In dit verband verwijzen de aan het woord zijnde leden naar het manifest
van 15 hoogleraren in het ICT-recht dan wel in de computerbeveiliging of het
strafrecht, dat is gepubliceerd in NRC Handelsblad van 21 mei 2008. Bij
de ondertekenaars bevindt zich de hoogleraar die als supervisor optrad bij
het onderzoek dat heeft geleid tot het geciteerde rapport van de EUR. Deze
betoogt in dit artikel met zijn collega’s, dat – als de regering
de plicht tot implementatie van Richtlijn 2006/24/EG laat prevaleren boven
de eisen van artikel 8 EVRM – een bewaartermijn van 6 maanden niet moet
worden overschreden.
De leden van de SP-fractie sluiten zich graag
bij deze vragen van het CDA aan.
De leden van de PvdA-fractie stellen vast
dat met dit wetsvoorstel in zoverre sprake is van een «kop» op
Europese regelgeving dat hier verder wordt gegaan dan de Europese regelgever
voor de bestrijding of het voorkomen van terroristische aanslagen en ernstige
criminaliteit noodzakelijk acht.

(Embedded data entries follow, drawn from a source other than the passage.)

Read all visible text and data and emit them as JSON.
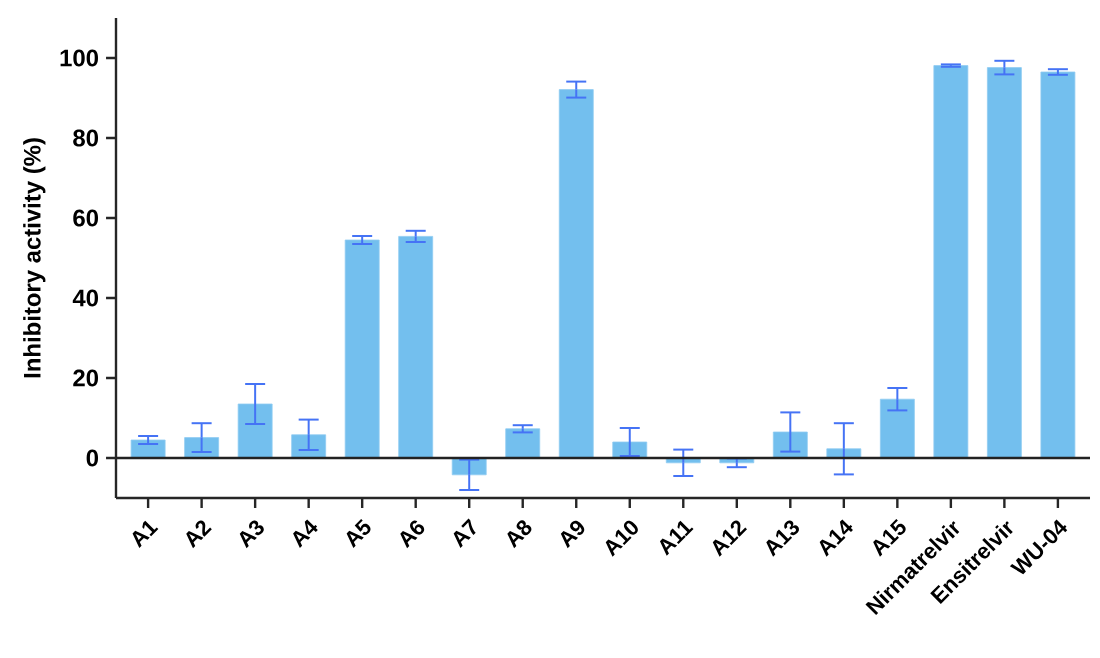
{
  "chart_data": {
    "type": "bar",
    "ylabel": "Inhibitory activity (%)",
    "categories": [
      "A1",
      "A2",
      "A3",
      "A4",
      "A5",
      "A6",
      "A7",
      "A8",
      "A9",
      "A10",
      "A11",
      "A12",
      "A13",
      "A14",
      "A15",
      "Nirmatrelvir",
      "Ensitrelvir",
      "WU-04"
    ],
    "values": [
      4.5,
      5.1,
      13.5,
      5.8,
      54.5,
      55.4,
      -4.2,
      7.3,
      92.1,
      4.0,
      -1.2,
      -1.2,
      6.5,
      2.3,
      14.7,
      98.1,
      97.6,
      96.5
    ],
    "errors": [
      1,
      3.6,
      5,
      3.8,
      1,
      1.4,
      3.8,
      0.9,
      2,
      3.5,
      3.3,
      1.1,
      4.9,
      6.4,
      2.8,
      0.3,
      1.7,
      0.7
    ],
    "color": "#73bfee",
    "ylim": [
      -10,
      110
    ],
    "yticks": [
      0,
      20,
      40,
      60,
      80,
      100
    ],
    "ref_lines": [
      {
        "axis": "y",
        "value": 0,
        "color": "#222222"
      }
    ]
  }
}
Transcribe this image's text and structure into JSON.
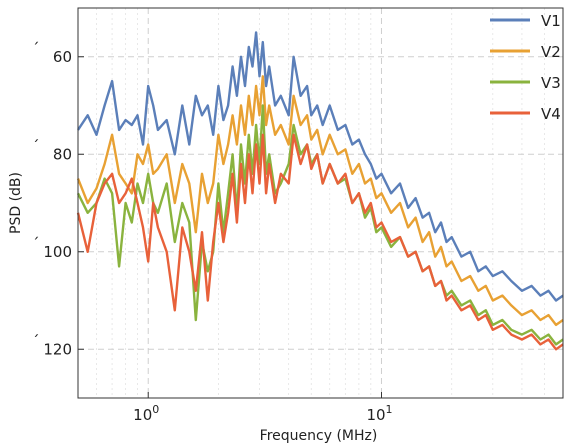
{
  "chart_data": {
    "type": "line",
    "xlabel": "Frequency (MHz)",
    "ylabel": "PSD (dB)",
    "x_scale": "log",
    "xlim": [
      0.5,
      60
    ],
    "ylim": [
      -130,
      -50
    ],
    "xticks": [
      {
        "value": 1,
        "base": "10",
        "exp": "0"
      },
      {
        "value": 10,
        "base": "10",
        "exp": "1"
      }
    ],
    "yticks": [
      {
        "value": -60,
        "label": "60",
        "prefix": "´"
      },
      {
        "value": -80,
        "label": "80",
        "prefix": "´"
      },
      {
        "value": -100,
        "label": "100",
        "prefix": "´"
      },
      {
        "value": -120,
        "label": "120",
        "prefix": "´"
      }
    ],
    "grid": true,
    "legend_position": "top-right",
    "series": [
      {
        "name": "V1",
        "color": "#5b7fb9",
        "x": [
          0.5,
          0.55,
          0.6,
          0.65,
          0.7,
          0.75,
          0.8,
          0.85,
          0.9,
          0.95,
          1.0,
          1.05,
          1.1,
          1.2,
          1.3,
          1.4,
          1.5,
          1.6,
          1.7,
          1.8,
          1.9,
          2.0,
          2.1,
          2.2,
          2.3,
          2.4,
          2.5,
          2.6,
          2.7,
          2.8,
          2.9,
          3.0,
          3.1,
          3.2,
          3.3,
          3.5,
          3.7,
          4.0,
          4.2,
          4.5,
          4.8,
          5.0,
          5.3,
          5.6,
          6.0,
          6.5,
          7.0,
          7.5,
          8.0,
          8.5,
          9.0,
          9.5,
          10,
          11,
          12,
          13,
          14,
          15,
          16,
          17,
          18,
          19,
          20,
          22,
          24,
          26,
          28,
          30,
          33,
          36,
          40,
          44,
          48,
          52,
          56,
          60
        ],
        "values": [
          -75,
          -72,
          -76,
          -70,
          -65,
          -75,
          -73,
          -74,
          -72,
          -78,
          -66,
          -70,
          -75,
          -73,
          -80,
          -70,
          -78,
          -68,
          -72,
          -70,
          -76,
          -66,
          -73,
          -70,
          -62,
          -68,
          -60,
          -66,
          -58,
          -62,
          -55,
          -64,
          -57,
          -66,
          -62,
          -70,
          -68,
          -72,
          -60,
          -68,
          -66,
          -72,
          -70,
          -74,
          -70,
          -75,
          -74,
          -78,
          -77,
          -80,
          -82,
          -85,
          -84,
          -88,
          -86,
          -91,
          -89,
          -93,
          -92,
          -96,
          -94,
          -98,
          -97,
          -101,
          -100,
          -104,
          -103,
          -105,
          -104,
          -106,
          -108,
          -107,
          -109,
          -108,
          -110,
          -109
        ]
      },
      {
        "name": "V2",
        "color": "#e8a133",
        "x": [
          0.5,
          0.55,
          0.6,
          0.65,
          0.7,
          0.75,
          0.8,
          0.85,
          0.9,
          0.95,
          1.0,
          1.05,
          1.1,
          1.2,
          1.3,
          1.4,
          1.5,
          1.6,
          1.7,
          1.8,
          1.9,
          2.0,
          2.1,
          2.2,
          2.3,
          2.4,
          2.5,
          2.6,
          2.7,
          2.8,
          2.9,
          3.0,
          3.1,
          3.2,
          3.3,
          3.5,
          3.7,
          4.0,
          4.2,
          4.5,
          4.8,
          5.0,
          5.3,
          5.6,
          6.0,
          6.5,
          7.0,
          7.5,
          8.0,
          8.5,
          9.0,
          9.5,
          10,
          11,
          12,
          13,
          14,
          15,
          16,
          17,
          18,
          19,
          20,
          22,
          24,
          26,
          28,
          30,
          33,
          36,
          40,
          44,
          48,
          52,
          56,
          60
        ],
        "values": [
          -85,
          -90,
          -87,
          -82,
          -76,
          -84,
          -86,
          -88,
          -80,
          -82,
          -78,
          -84,
          -83,
          -80,
          -90,
          -82,
          -86,
          -96,
          -84,
          -90,
          -86,
          -76,
          -82,
          -78,
          -72,
          -78,
          -70,
          -76,
          -68,
          -74,
          -66,
          -72,
          -64,
          -74,
          -70,
          -76,
          -74,
          -78,
          -68,
          -74,
          -72,
          -77,
          -75,
          -80,
          -76,
          -80,
          -79,
          -84,
          -82,
          -86,
          -85,
          -89,
          -88,
          -92,
          -90,
          -95,
          -93,
          -98,
          -96,
          -101,
          -99,
          -103,
          -102,
          -106,
          -105,
          -108,
          -107,
          -110,
          -109,
          -111,
          -113,
          -112,
          -114,
          -113,
          -115,
          -114
        ]
      },
      {
        "name": "V3",
        "color": "#8ab33e",
        "x": [
          0.5,
          0.55,
          0.6,
          0.65,
          0.7,
          0.75,
          0.8,
          0.85,
          0.9,
          0.95,
          1.0,
          1.05,
          1.1,
          1.2,
          1.3,
          1.4,
          1.5,
          1.6,
          1.7,
          1.8,
          1.9,
          2.0,
          2.1,
          2.2,
          2.3,
          2.4,
          2.5,
          2.6,
          2.7,
          2.8,
          2.9,
          3.0,
          3.1,
          3.2,
          3.3,
          3.5,
          3.7,
          4.0,
          4.2,
          4.5,
          4.8,
          5.0,
          5.3,
          5.6,
          6.0,
          6.5,
          7.0,
          7.5,
          8.0,
          8.5,
          9.0,
          9.5,
          10,
          11,
          12,
          13,
          14,
          15,
          16,
          17,
          18,
          19,
          20,
          22,
          24,
          26,
          28,
          30,
          33,
          36,
          40,
          44,
          48,
          52,
          56,
          60
        ],
        "values": [
          -88,
          -92,
          -90,
          -85,
          -88,
          -103,
          -90,
          -94,
          -86,
          -90,
          -84,
          -90,
          -92,
          -86,
          -98,
          -90,
          -94,
          -114,
          -98,
          -104,
          -100,
          -86,
          -96,
          -88,
          -80,
          -92,
          -78,
          -86,
          -76,
          -84,
          -74,
          -82,
          -70,
          -84,
          -80,
          -88,
          -86,
          -82,
          -74,
          -80,
          -78,
          -82,
          -80,
          -86,
          -82,
          -86,
          -85,
          -90,
          -88,
          -93,
          -91,
          -96,
          -95,
          -99,
          -97,
          -101,
          -100,
          -104,
          -103,
          -107,
          -106,
          -109,
          -108,
          -111,
          -110,
          -113,
          -112,
          -115,
          -114,
          -116,
          -117,
          -116,
          -118,
          -117,
          -119,
          -118
        ]
      },
      {
        "name": "V4",
        "color": "#e8613a",
        "x": [
          0.5,
          0.55,
          0.6,
          0.65,
          0.7,
          0.75,
          0.8,
          0.85,
          0.9,
          0.95,
          1.0,
          1.05,
          1.1,
          1.2,
          1.3,
          1.4,
          1.5,
          1.6,
          1.7,
          1.8,
          1.9,
          2.0,
          2.1,
          2.2,
          2.3,
          2.4,
          2.5,
          2.6,
          2.7,
          2.8,
          2.9,
          3.0,
          3.1,
          3.2,
          3.3,
          3.5,
          3.7,
          4.0,
          4.2,
          4.5,
          4.8,
          5.0,
          5.3,
          5.6,
          6.0,
          6.5,
          7.0,
          7.5,
          8.0,
          8.5,
          9.0,
          9.5,
          10,
          11,
          12,
          13,
          14,
          15,
          16,
          17,
          18,
          19,
          20,
          22,
          24,
          26,
          28,
          30,
          33,
          36,
          40,
          44,
          48,
          52,
          56,
          60
        ],
        "values": [
          -92,
          -100,
          -90,
          -86,
          -84,
          -90,
          -88,
          -85,
          -90,
          -95,
          -102,
          -90,
          -95,
          -100,
          -112,
          -95,
          -100,
          -108,
          -96,
          -110,
          -98,
          -90,
          -98,
          -92,
          -84,
          -94,
          -82,
          -90,
          -80,
          -88,
          -78,
          -86,
          -76,
          -88,
          -82,
          -90,
          -84,
          -86,
          -76,
          -82,
          -78,
          -83,
          -80,
          -86,
          -82,
          -86,
          -84,
          -90,
          -88,
          -92,
          -90,
          -95,
          -94,
          -98,
          -97,
          -101,
          -100,
          -104,
          -103,
          -107,
          -106,
          -110,
          -109,
          -112,
          -111,
          -114,
          -113,
          -116,
          -115,
          -117,
          -118,
          -117,
          -119,
          -118,
          -120,
          -119
        ]
      }
    ]
  }
}
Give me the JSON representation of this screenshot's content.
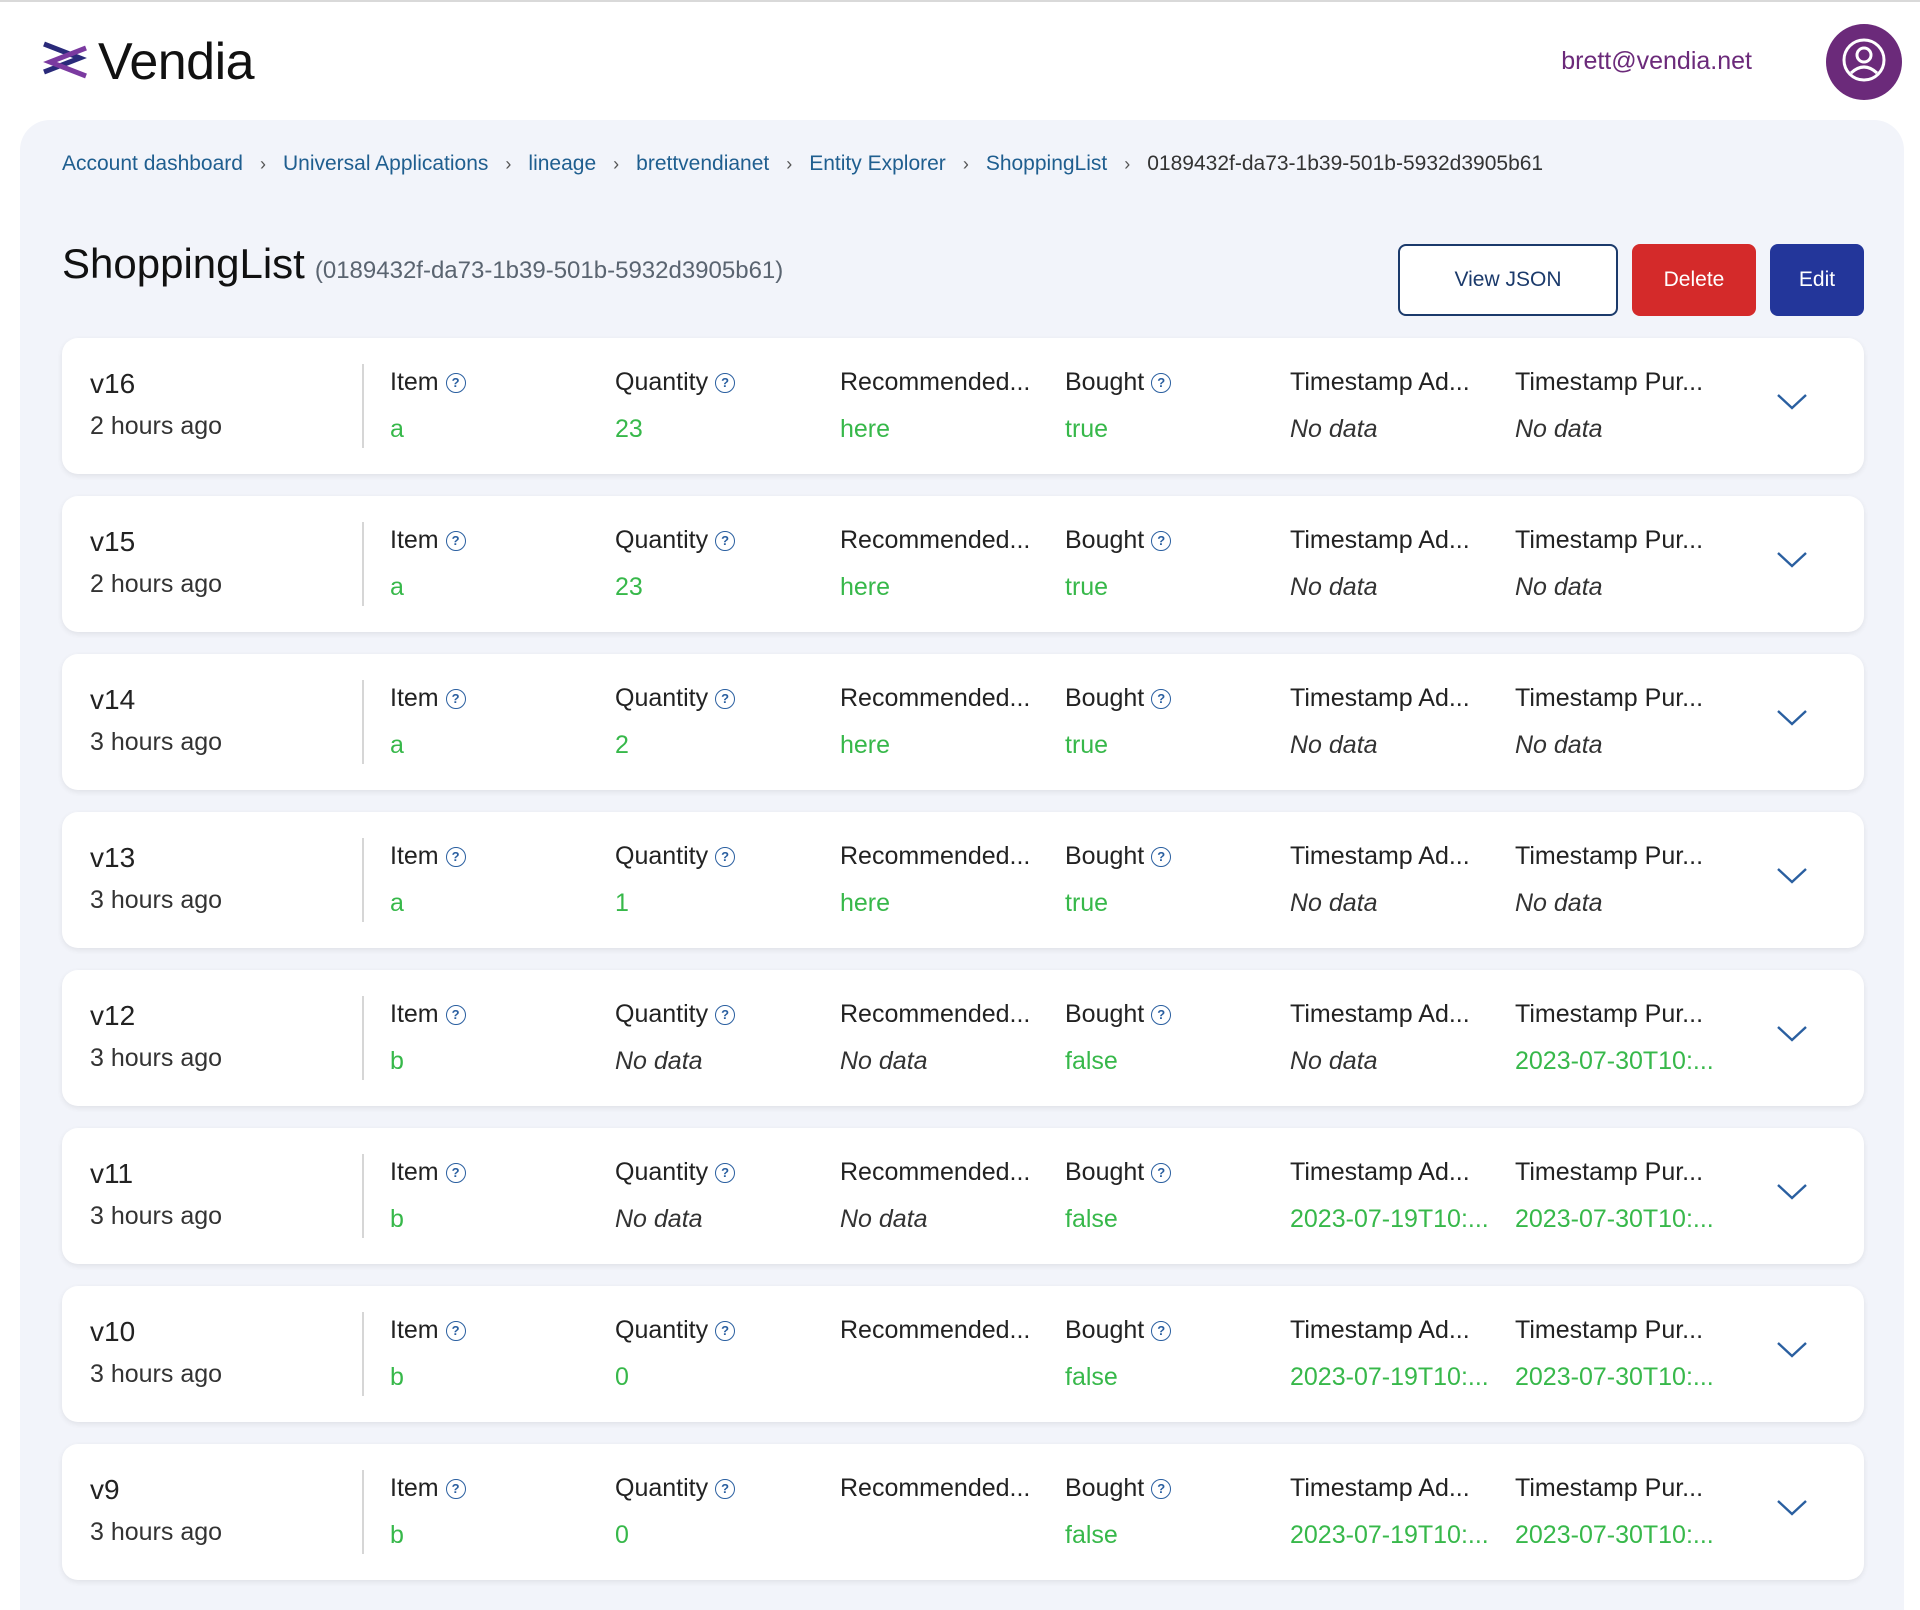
{
  "app": {
    "logo_text": "Vendia",
    "user_email": "brett@vendia.net"
  },
  "breadcrumb": [
    "Account dashboard",
    "Universal Applications",
    "lineage",
    "brettvendianet",
    "Entity Explorer",
    "ShoppingList",
    "0189432f-da73-1b39-501b-5932d3905b61"
  ],
  "page": {
    "title": "ShoppingList",
    "subtitle": "(0189432f-da73-1b39-501b-5932d3905b61)"
  },
  "actions": {
    "view_json": "View JSON",
    "delete": "Delete",
    "edit": "Edit"
  },
  "columns": [
    "Item",
    "Quantity",
    "Recommended...",
    "Bought",
    "Timestamp Ad...",
    "Timestamp Pur..."
  ],
  "columns_with_help": [
    true,
    true,
    false,
    true,
    false,
    false
  ],
  "versions": [
    {
      "version": "v16",
      "ago": "2 hours ago",
      "values": [
        "a",
        "23",
        "here",
        "true",
        "No data",
        "No data"
      ]
    },
    {
      "version": "v15",
      "ago": "2 hours ago",
      "values": [
        "a",
        "23",
        "here",
        "true",
        "No data",
        "No data"
      ]
    },
    {
      "version": "v14",
      "ago": "3 hours ago",
      "values": [
        "a",
        "2",
        "here",
        "true",
        "No data",
        "No data"
      ]
    },
    {
      "version": "v13",
      "ago": "3 hours ago",
      "values": [
        "a",
        "1",
        "here",
        "true",
        "No data",
        "No data"
      ]
    },
    {
      "version": "v12",
      "ago": "3 hours ago",
      "values": [
        "b",
        "No data",
        "No data",
        "false",
        "No data",
        "2023-07-30T10:..."
      ]
    },
    {
      "version": "v11",
      "ago": "3 hours ago",
      "values": [
        "b",
        "No data",
        "No data",
        "false",
        "2023-07-19T10:...",
        "2023-07-30T10:..."
      ]
    },
    {
      "version": "v10",
      "ago": "3 hours ago",
      "values": [
        "b",
        "0",
        "",
        "false",
        "2023-07-19T10:...",
        "2023-07-30T10:..."
      ]
    },
    {
      "version": "v9",
      "ago": "3 hours ago",
      "values": [
        "b",
        "0",
        "",
        "false",
        "2023-07-19T10:...",
        "2023-07-30T10:..."
      ]
    }
  ],
  "empty_text": "No data",
  "colors": {
    "brand": "#6b2a7a",
    "value_green": "#37b84a",
    "delete_red": "#d42a2a",
    "edit_blue": "#23369a"
  },
  "icons": {
    "logo": "vendia-logo-icon",
    "avatar": "user-circle-icon",
    "help": "question-circle-icon",
    "expand": "chevron-down-icon",
    "breadcrumb_separator": "chevron-right-icon"
  }
}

In de visie van deze leden betekent dit dat
op de regering een bijzondere verantwoordelijkheid rust om aan te geven waarom
zij de met dit wetsvoorstel teweeggebrachte inbreuk op de persoonlijke levenssfeer
noodzakelijk acht en als middel voor de te bereiken doelen proportioneel.
Deze bijzondere verantwoordelijkheid betreft dan in het bijzonder de nationale «kop»
van zes maanden. Deelt de regering deze vaststelling?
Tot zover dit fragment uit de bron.